# 1342edo

← 1341edo | 1342edo | 1343edo → |

**1342 equal divisions of the octave** (abbreviated **1342edo** or **1342ed2**), also called **1342-tone equal temperament** (**1342tet**) or **1342 equal temperament** (**1342et**) when viewed under a regular temperament perspective, is the tuning system that divides the octave into 1342 equal parts of about 0.894 ¢ each. Each step represents a frequency ratio of 2^{1/1342}, or the 1342nd root of 2.
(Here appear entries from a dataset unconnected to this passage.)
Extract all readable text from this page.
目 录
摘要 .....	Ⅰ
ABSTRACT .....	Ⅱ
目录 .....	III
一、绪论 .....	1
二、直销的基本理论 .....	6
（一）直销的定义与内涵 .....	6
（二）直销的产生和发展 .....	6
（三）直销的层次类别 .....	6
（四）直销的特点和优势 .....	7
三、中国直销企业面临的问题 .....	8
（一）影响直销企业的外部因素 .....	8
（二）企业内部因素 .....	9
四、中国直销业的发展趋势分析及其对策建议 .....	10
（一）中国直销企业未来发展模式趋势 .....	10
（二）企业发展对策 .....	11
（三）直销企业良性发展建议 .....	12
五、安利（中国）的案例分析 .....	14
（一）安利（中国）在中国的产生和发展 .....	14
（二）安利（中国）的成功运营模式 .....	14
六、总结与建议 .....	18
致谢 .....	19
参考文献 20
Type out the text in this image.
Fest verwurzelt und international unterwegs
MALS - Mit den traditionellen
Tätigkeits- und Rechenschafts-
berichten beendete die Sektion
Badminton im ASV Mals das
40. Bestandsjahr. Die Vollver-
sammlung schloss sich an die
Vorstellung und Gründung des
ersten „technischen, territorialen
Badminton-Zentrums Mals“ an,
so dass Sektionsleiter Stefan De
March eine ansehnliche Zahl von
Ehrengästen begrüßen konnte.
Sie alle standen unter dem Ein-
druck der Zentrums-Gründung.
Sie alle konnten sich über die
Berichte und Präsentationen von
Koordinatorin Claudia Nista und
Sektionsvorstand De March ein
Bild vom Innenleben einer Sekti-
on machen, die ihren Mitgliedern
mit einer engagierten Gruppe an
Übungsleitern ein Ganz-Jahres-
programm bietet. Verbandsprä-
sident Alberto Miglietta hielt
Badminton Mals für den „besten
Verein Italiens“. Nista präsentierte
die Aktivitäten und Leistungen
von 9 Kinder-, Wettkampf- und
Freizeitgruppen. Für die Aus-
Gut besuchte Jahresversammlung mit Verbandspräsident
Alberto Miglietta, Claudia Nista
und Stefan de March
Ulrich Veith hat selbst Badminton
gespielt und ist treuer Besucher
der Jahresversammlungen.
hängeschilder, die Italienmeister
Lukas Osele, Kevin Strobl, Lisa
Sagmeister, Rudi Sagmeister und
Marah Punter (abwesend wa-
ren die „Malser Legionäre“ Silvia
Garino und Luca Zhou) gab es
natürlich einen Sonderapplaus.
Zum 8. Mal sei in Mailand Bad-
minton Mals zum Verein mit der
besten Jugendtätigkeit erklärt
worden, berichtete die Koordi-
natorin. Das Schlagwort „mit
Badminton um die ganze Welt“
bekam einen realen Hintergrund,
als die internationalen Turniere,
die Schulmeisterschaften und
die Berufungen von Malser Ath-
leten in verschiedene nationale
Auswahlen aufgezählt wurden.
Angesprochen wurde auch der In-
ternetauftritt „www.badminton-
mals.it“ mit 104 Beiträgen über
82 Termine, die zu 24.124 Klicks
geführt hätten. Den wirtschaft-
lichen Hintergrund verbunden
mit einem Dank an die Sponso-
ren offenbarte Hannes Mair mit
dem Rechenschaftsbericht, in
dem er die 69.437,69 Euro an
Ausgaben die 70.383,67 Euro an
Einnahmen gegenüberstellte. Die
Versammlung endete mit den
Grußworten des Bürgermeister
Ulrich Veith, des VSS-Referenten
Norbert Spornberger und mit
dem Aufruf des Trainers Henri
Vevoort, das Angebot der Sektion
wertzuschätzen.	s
1342edo is consistent to the 9-odd-limit, but there is a large relative delta for harmonics 7 and 11. Its notability lies in the utility as every other step of the full 13-limit monster – 2684edo, so it probably makes more sense as a 2.3.5.13 subgroup temperament. In the 5-limit it tempers out kwazy, [-53 10 16⟩, senior [-17 62 -35⟩, and egads, [-36 52 51⟩; in the 2.3.5.13 subgroup it tempers out 140625/140608.

### Prime harmonics

Harmonic | 2 | 3 | 5 | 7 | 11 | 13 | 17 | 19 | 23 | 29 | 31 | |
---|---|---|---|---|---|---|---|---|---|---|---|---|

Error | Absolute (¢) | +0.000 | -0.018 | -0.025 | -0.421 | +0.396 | +0.009 | -0.335 | +0.252 | +0.340 | -0.367 | +0.419 |

Relative (%) | +0.0 | -2.0 | -2.8 | -47.0 | +44.3 | +1.0 | -37.5 | +28.1 | +38.0 | -41.0 | +46.9 | |

Steps (reduced) |
1342 (0) |
2127 (785) |
3116 (432) |
3767 (1083) |
4643 (617) |
4966 (940) |
5485 (117) |
5701 (333) |
6071 (703) |
6519 (1151) |
6649 (1281) |

### Subsets and supersets

Since 1342 factors as 2 × 11 × 61, 1342edo has subset edos 2, 11, 22, 61, 122, and 671. 2684edo, which doubles it, corrects the harmonics 7 and 11 to near-just qualities.